Risultatimediante citofluorimetria sono state osservate differenze significative nella secrezione di Bodipy exo, in seguito al trattamento delle cellule di melanoma con specifici inibitori di pathway intracellulari. Sono stati valutati composti che agiscono sul metabolismo del colesterolo e dell’acido lisobisfosfatidico (LBPA), sulla sintesi della ceramide, sull’acidificazione endolisosomiale e sul traffico intracellulare. L’aumento più marcato nella secrezione di esosomi fluorescenti è stato osservato in seguito al trattamento con U18666A, al contrario di quanto accade con la Thioperamide, suggerendo che il colesterolo, e non l'LBPA, sia il principale responsabile di tale effetto. Gli inibitori del metabolismo della ceramide, GW4869 e Desipramina, che agiscono rispettivamente sulle sfingomielinasi neutra e acida, hanno mostrato effetti opposti, evidenziando ruoli distinti delle isoforme di sfingomielinasi nella regolazione della secrezione degli esosomi. In particolare, GW4869 ha ridotto selettivamente la secrezione di Bodipy exo senza influenzare il rilascio delle sEV totali. Gli inibitori dell’acidificazione endolisosomiale hanno prodotto effetti diversi: la Bafilomicina A1, un inibitore della V-ATPasi, ha aumentato la secrezione di Bodipy exo, mentre la Monensina, che agisce tramite un meccanismo diverso, non ha avuto effetto, supportando un ruolo specifico della V-ATPasi nella biogenesi degli esosomi. Nella maggior parte delle condizioni, la percentuale di Bodipy exo positivi per le tetraspanine (CD63, CD81, CD9) è rimasta stabile, suggerendo un effetto minimo sul loro sorting delle tetraspanine. Tuttavia, l’analisi tramite Western Blot ha rivelato notevoli differenze nella composizione proteica delle sEV, anche in assenza di variazioni nella quantità di vescicole secrete, indicando che gli inibitori possono influenzare selettivamente il sorting del cargo proteico. Infine, l’analisi TEM ha mostrato variazioni significative nel numero di corpi multivescicolari (MVB) e vescicole intraluminali (ILV), riflettendo cambiamenti strutturali correlati alla modulazione dei pathway intracellulari coinvolti nella biogenesi degli esosomi.
Conclusioni
L’uso di specifici inibitori di pathway intracellulari influenza non solo la secrezione delle sEV, ma anche la loro composizione proteica.

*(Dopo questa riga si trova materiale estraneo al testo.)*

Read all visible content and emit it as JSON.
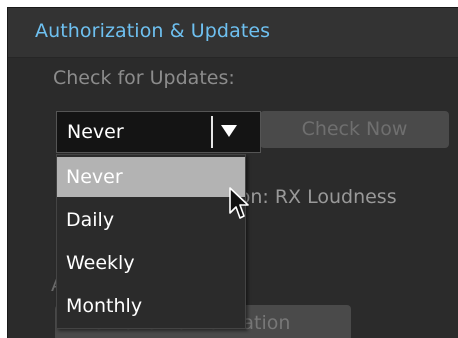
{
  "section": {
    "title": "Authorization & Updates"
  },
  "updates": {
    "label": "Check for Updates:",
    "selected_value": "Never",
    "check_now_label": "Check Now",
    "options": [
      "Never",
      "Daily",
      "Weekly",
      "Monthly"
    ]
  },
  "background": {
    "partial_text": "tion: RX Loudness",
    "partial_letter": "A",
    "remove_button_label": "Remove Authorization"
  },
  "colors": {
    "header_text": "#6ec0f0",
    "selected_option_bg": "#b3b3b3"
  },
  "icons": {
    "select_arrow": "triangle-down",
    "cursor": "mouse-pointer-arrow"
  }
}
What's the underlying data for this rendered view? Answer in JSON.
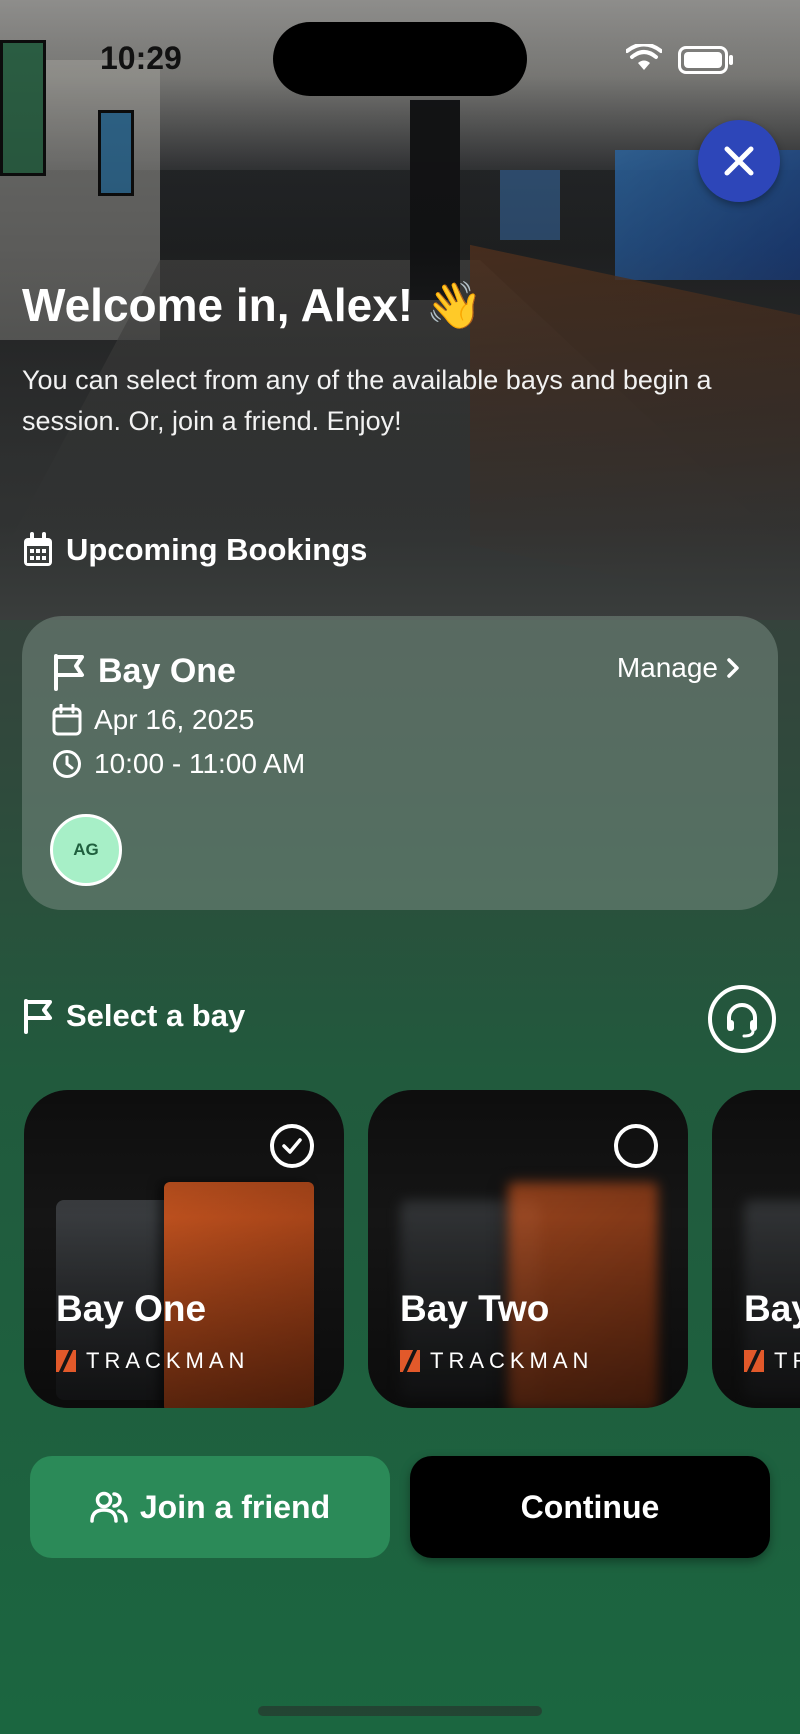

Questi risultati suggeriscono che alterazioni nei pathway del traffico intracellulare possono influenzare il sorting delle proteine, modulando pertanto il processo di biogenesi degli esosomi. In conclusione, questo approccio sperimentale fornisce informazioni sui meccanismi molecolari alla base della formazione degli esosomi e costituisce una base per ulteriori studi sui pathway regolatori coinvolti.